In comments to RetailBiz, Zak said the service had quickly gained traction across sectors including education, healthcare and aged care, as organisations looked for a wider range of products and a less labour-intensive buying process. Amazon says selection on the platform has expanded ninefold since launch, while orders rose 155 per cent in the second half of the year, according to an anniversary update published on its Australian site.
The company is pitching Amazon Business as a way to reduce the time staff spend sourcing everyday supplies as well as more specialised items. Zak said the marketplace now spans millions of products from hundreds of thousands of suppliers, giving buyers more options when prices move or stock becomes constrained. She added that more than 14,000 Australian sellers are active on Amazon, including small businesses and First Nations-owned firms.

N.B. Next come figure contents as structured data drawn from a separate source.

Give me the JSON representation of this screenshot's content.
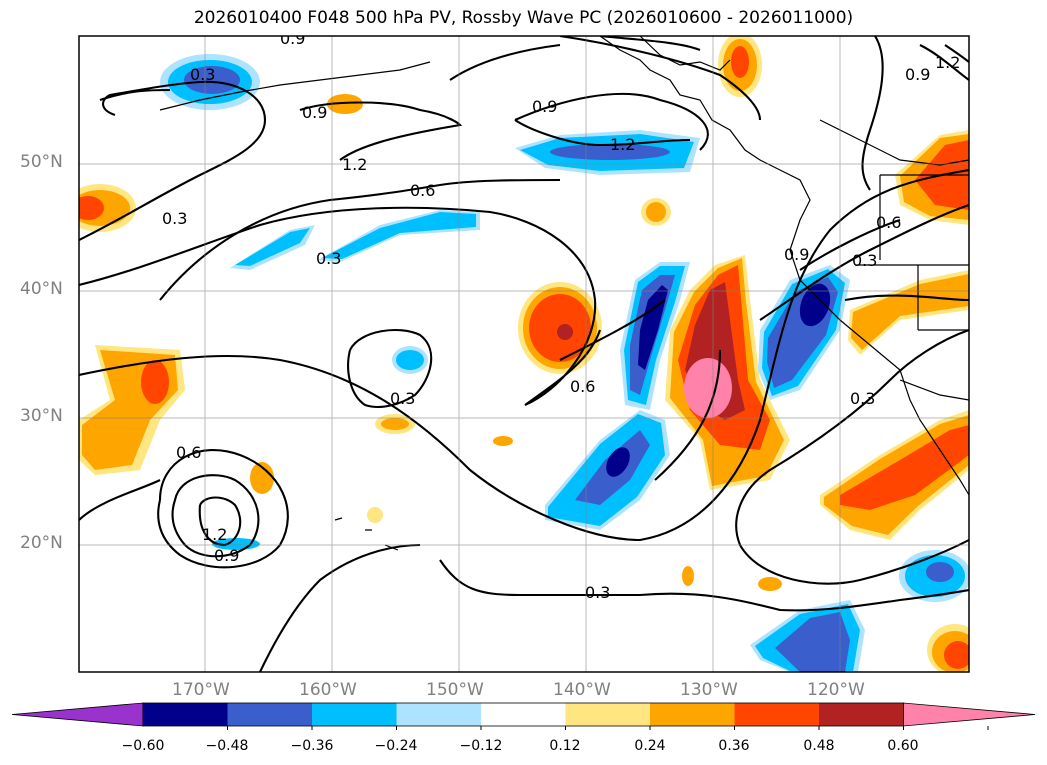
{
  "title": "2026010400 F048 500 hPa PV, Rossby Wave PC (2026010600 - 2026011000)",
  "lat_ticks": [
    "50°N",
    "40°N",
    "30°N",
    "20°N"
  ],
  "lon_ticks": [
    "170°W",
    "160°W",
    "150°W",
    "140°W",
    "130°W",
    "120°W"
  ],
  "contour_labels": [
    "0.9",
    "0.9",
    "1.2",
    "0.9",
    "1.2",
    "1.2",
    "0.9",
    "0.6",
    "0.3",
    "0.3",
    "0.6",
    "0.3",
    "0.9",
    "0.3",
    "0.3",
    "0.6",
    "0.3",
    "0.6",
    "1.2",
    "0.9",
    "0.3"
  ],
  "colorbar": {
    "tick_labels": [
      "−0.60",
      "−0.48",
      "−0.36",
      "−0.24",
      "−0.12",
      "0.12",
      "0.24",
      "0.36",
      "0.48",
      "0.60"
    ],
    "colors": [
      "#9a32cd",
      "#00008b",
      "#3a5fcd",
      "#00bfff",
      "#aee3ff",
      "#ffffff",
      "#ffe680",
      "#ffa500",
      "#ff4500",
      "#b22222",
      "#ff82ab"
    ]
  }
}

Speed is also part of the offer. Amazon says more than half of deliveries are made either on the same day or the next day, a capability it believes is increasingly important for businesses trying to keep operations moving. The platform also offers business pricing, quantity discounts and other procurement tools designed to help organisations control spend.
Amazon has been adding software features alongside its product expansion. According to the company, new analytics tools are intended to help buyers monitor spending patterns and make more informed purchasing decisions. It also plans to roll out Amazon Quick, an AI assistant for Prime Business customers, which Amazon says will connect with 100 apps and is being launched globally this month at a discount for business users.
The Australian push comes as Amazon continues to invest more broadly in the country. In separate announcements, the company said it is committing AU$20 billion between 2025 and 2029 to expand data centre infrastructure, alongside new solar projects in Victoria and Queensland. Amazon has also said it has invested more than AU$5.3 billion in Australia overall, underpinning a wider strategy that ties together retail, logistics, cloud and AI.